From CEO Skeptic to Union Advocate in the Age of AI

USA

I was brought up to believe in the American Dream: a firm belief that education, hard work, and ingenuity were the keys to a successful life. That formula worked for me, as it has for many others, and I was able to do well for myself and take care of my family by abiding by this mentality.

As a young CEO, my frame of reference was clear: unions made things harder for corporations. I remembered stories from the 1980s of certain union leaders siphoning off money from welfare funds. In my mind, those actions were bad.

But forty years have gone by. Transparency requirements, GAAP standards, and stronger enforcement have squeezed most of the corruption out of organized labor. And unions themselves have evolved. Their apprenticeship programs are now a pillar of workforce development. In Las Vegas, employee unions are not just a political force — they’re a key player in the economic ecosystem.

Now, a far greater force is coming. Just as Ford’s assembly line revolutionized American manufacturing, Artificial Intelligence is bringing a paradigm shift of even greater proportions. This shift will reshape industries, displace certain jobs, and create entirely new ones. But it will also test our ability to ensure prosperity is shared — not concentrated in the hands of a few tech and capital owners.

That’s where unions come back into the picture. In the AI economy, strong, modern unions can be one of the keystones for raising the standard of living more broadly — ensuring that workers have both bargaining power and pathways to reskilling.

But that’s only half the equation. The other half is tax reform. Wealth can move across borders in seconds, creating a real challenge for policymakers. We know that the people with the highest revenue pay significantly lower effective rates. The inequities are glaring.
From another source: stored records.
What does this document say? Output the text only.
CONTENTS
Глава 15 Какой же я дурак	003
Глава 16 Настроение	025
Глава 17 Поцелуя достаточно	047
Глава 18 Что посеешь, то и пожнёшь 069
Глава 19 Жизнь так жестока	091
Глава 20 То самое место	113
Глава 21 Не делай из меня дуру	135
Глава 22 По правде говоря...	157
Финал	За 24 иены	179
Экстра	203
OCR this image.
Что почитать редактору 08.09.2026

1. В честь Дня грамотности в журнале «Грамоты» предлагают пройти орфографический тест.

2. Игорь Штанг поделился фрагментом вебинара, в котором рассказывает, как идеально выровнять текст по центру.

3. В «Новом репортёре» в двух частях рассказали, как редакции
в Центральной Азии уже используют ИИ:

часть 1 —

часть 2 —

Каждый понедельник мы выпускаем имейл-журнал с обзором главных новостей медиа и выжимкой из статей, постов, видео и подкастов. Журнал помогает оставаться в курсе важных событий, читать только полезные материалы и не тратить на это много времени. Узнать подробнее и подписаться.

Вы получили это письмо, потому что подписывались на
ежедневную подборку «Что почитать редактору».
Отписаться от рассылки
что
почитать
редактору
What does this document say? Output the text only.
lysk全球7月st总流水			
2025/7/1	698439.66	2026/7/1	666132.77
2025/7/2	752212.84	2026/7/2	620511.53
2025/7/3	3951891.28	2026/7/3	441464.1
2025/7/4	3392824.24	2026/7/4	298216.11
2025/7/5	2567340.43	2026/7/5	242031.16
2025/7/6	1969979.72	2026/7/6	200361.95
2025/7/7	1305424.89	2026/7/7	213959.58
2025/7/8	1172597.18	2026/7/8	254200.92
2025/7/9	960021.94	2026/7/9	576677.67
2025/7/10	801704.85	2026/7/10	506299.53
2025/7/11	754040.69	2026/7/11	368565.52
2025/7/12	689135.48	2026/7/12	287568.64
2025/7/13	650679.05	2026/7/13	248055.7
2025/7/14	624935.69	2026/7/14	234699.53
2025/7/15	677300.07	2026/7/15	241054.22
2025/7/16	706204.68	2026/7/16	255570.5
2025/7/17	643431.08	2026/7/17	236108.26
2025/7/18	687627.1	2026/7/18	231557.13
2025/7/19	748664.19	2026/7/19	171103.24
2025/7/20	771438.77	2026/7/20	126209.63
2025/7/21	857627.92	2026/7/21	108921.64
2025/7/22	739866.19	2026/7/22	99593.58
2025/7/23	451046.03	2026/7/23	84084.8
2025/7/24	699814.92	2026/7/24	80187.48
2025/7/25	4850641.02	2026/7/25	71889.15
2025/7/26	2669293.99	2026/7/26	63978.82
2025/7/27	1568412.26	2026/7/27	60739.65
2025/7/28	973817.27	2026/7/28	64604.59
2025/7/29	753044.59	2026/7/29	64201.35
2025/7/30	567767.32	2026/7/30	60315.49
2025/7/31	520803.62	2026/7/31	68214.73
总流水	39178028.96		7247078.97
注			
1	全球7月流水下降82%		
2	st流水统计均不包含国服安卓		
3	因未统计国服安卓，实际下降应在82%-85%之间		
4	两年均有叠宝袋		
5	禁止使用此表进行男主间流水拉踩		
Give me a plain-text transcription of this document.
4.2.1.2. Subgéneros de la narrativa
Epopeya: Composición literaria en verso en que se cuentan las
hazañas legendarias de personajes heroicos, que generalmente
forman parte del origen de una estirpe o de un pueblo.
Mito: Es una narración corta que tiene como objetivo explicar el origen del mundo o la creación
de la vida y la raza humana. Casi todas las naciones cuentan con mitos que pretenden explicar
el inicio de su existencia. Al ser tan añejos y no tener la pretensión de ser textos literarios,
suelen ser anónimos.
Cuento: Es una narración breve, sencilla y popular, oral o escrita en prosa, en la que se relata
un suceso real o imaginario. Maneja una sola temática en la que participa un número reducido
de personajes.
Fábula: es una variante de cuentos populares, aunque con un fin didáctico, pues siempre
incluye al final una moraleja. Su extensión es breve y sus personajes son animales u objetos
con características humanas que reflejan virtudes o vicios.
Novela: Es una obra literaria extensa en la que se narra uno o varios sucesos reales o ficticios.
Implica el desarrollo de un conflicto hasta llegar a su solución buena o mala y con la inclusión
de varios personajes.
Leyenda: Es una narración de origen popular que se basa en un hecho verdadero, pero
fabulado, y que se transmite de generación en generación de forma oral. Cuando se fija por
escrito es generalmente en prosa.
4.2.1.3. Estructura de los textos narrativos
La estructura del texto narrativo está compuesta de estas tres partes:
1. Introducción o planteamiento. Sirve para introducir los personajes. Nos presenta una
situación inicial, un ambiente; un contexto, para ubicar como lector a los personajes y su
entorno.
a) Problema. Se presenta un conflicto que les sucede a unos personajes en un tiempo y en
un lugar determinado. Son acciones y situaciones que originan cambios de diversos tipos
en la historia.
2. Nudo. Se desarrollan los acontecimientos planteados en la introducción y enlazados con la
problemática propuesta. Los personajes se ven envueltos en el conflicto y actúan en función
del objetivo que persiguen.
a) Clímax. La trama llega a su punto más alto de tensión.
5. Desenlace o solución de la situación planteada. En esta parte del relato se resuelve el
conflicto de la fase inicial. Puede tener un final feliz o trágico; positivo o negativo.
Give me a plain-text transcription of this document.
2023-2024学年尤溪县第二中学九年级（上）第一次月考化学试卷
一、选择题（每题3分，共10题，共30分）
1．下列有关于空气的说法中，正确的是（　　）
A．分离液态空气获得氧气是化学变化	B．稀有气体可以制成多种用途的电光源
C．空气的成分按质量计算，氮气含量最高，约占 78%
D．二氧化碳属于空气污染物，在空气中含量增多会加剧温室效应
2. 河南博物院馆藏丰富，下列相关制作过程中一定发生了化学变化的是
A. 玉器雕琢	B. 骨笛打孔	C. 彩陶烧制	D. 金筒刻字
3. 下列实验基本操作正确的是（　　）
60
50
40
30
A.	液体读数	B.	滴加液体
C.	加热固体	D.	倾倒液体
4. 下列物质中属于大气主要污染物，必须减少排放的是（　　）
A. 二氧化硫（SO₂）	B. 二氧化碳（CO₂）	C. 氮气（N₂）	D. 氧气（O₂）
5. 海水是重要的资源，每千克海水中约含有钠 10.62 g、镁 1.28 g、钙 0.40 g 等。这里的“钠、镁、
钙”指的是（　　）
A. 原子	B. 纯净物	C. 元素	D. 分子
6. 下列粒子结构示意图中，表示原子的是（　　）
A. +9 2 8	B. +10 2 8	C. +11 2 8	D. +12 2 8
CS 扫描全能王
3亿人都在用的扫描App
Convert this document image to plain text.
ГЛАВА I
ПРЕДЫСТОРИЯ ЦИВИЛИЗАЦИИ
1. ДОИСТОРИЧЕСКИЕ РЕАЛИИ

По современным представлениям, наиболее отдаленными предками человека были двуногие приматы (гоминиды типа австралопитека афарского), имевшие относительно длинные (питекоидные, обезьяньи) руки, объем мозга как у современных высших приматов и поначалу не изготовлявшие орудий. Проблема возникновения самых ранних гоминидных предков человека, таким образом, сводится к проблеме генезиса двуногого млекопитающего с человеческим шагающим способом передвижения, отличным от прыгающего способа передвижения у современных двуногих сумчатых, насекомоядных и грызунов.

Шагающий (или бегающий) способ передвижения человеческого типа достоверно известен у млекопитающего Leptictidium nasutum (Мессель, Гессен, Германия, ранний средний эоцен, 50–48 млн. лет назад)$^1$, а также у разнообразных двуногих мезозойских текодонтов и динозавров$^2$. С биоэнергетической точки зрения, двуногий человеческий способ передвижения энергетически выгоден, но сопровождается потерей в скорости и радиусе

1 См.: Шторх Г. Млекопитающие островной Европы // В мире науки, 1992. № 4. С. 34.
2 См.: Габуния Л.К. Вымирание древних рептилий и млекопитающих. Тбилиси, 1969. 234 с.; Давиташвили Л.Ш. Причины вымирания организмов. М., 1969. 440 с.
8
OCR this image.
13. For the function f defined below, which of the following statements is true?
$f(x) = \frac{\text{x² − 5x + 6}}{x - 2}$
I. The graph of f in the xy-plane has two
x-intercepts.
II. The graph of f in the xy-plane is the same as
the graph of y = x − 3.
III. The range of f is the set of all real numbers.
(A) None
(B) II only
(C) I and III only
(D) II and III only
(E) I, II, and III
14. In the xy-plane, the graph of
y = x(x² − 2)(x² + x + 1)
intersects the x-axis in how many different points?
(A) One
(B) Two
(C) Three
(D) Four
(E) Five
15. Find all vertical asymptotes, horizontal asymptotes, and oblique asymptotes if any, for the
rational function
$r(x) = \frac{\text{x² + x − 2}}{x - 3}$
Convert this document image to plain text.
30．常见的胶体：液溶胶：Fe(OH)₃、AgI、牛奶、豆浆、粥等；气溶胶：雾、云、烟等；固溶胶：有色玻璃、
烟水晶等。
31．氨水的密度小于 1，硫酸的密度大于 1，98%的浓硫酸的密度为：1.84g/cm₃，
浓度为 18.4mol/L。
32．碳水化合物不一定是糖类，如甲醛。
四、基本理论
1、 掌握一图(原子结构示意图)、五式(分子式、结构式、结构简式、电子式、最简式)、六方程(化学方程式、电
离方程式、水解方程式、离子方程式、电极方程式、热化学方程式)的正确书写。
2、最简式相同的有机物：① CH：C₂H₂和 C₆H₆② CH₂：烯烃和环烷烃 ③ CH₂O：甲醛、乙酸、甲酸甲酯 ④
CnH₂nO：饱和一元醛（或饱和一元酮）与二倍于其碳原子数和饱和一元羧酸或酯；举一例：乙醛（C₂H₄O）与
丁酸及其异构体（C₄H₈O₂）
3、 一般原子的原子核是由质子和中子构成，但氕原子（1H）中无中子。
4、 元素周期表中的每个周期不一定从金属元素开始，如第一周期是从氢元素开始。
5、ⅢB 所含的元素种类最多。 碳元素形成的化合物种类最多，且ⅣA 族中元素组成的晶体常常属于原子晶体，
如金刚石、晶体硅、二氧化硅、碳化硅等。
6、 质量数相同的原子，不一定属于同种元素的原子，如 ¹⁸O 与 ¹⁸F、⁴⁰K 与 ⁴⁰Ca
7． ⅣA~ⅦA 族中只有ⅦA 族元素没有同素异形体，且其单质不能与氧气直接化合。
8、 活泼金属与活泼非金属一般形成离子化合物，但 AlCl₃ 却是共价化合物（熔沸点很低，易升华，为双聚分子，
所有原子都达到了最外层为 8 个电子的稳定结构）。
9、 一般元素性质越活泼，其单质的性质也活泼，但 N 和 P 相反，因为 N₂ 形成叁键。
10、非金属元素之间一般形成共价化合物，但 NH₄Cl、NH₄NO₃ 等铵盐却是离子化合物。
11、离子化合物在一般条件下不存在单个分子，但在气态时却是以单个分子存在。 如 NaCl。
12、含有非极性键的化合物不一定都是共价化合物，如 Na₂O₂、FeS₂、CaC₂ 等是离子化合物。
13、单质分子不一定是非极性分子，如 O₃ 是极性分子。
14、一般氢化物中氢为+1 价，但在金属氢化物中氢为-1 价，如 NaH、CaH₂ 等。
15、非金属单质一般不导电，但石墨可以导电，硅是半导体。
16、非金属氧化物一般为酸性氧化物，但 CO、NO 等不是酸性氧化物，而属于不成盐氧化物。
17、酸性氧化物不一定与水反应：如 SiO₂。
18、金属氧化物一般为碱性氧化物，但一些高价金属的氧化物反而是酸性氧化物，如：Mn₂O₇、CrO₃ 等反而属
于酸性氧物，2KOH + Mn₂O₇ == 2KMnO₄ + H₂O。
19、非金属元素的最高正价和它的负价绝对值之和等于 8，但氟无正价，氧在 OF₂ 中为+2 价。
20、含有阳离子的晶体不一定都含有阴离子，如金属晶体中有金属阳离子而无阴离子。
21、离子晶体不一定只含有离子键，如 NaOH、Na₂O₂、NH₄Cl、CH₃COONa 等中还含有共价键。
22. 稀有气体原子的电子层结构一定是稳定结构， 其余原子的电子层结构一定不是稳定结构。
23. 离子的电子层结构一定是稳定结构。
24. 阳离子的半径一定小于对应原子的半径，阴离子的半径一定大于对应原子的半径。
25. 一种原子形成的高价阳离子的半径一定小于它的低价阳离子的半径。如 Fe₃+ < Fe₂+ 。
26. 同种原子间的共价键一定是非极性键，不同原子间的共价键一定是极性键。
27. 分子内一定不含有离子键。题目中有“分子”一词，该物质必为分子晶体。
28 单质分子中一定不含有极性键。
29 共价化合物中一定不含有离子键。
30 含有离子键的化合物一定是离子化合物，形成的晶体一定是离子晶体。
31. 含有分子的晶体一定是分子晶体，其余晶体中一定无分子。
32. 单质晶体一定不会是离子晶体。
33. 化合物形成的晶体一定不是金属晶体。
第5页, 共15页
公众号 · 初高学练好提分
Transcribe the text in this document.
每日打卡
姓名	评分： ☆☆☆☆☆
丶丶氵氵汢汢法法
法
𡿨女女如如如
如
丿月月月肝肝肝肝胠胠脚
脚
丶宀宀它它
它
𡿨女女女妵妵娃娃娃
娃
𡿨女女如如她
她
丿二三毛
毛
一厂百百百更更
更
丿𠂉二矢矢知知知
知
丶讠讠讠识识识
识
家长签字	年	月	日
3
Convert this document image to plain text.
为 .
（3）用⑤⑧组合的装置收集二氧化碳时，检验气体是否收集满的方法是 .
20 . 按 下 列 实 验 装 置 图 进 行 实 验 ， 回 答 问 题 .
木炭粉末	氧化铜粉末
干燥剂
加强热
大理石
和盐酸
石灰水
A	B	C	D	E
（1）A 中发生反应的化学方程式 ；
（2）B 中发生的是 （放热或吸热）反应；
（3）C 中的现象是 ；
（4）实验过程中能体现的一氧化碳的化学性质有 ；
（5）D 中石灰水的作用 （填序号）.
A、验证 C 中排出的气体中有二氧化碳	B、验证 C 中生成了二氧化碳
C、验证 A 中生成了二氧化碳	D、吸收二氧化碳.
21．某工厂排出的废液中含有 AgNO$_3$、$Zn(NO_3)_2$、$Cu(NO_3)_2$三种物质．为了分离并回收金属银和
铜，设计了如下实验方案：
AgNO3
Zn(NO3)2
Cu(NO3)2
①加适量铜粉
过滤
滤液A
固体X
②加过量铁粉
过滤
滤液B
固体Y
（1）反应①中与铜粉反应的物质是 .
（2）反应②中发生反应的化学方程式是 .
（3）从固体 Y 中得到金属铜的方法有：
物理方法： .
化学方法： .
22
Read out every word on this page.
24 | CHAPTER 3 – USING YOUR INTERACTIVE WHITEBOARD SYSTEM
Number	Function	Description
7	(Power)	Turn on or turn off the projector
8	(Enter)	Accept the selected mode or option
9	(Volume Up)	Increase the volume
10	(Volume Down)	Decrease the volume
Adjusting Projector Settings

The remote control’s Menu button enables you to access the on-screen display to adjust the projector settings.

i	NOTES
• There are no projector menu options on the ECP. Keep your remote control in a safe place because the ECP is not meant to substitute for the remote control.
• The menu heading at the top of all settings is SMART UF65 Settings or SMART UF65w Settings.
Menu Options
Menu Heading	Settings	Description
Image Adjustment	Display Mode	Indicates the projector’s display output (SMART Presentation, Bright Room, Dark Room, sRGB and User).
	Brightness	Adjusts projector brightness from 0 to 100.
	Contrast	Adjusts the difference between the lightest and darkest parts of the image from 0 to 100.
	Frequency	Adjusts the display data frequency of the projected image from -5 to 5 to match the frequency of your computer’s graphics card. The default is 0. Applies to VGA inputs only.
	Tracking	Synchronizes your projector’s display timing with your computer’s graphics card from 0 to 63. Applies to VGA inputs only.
Our tax code must be modernized to meet the challenges of a rapidly changing economy. With the AI boom on the horizon, the risk of widening inequality is real, and regressive taxes will only make the gap worse. A progressive, balanced tax structure is essential to ensure that this new wave of innovation lifts all Americans—not just a select few. By strengthening fairness in our tax system, we can promote shared prosperity and build a more resilient future.

If we want an America where hard work and ingenuity still pay off for the many, not just the few, we need two big changes:

  1. Strengthen unions — so workers have real leverage in shaping wages, benefits, and training in the AI era.
  2. End regressive taxation — so those who benefit most from our system contribute proportionately to sustaining it.

The American Dream worked for me. The question now is whether we’ll adapt our institutions — unions and tax policy included — so it can work for the next generation in an age of intelligent machines.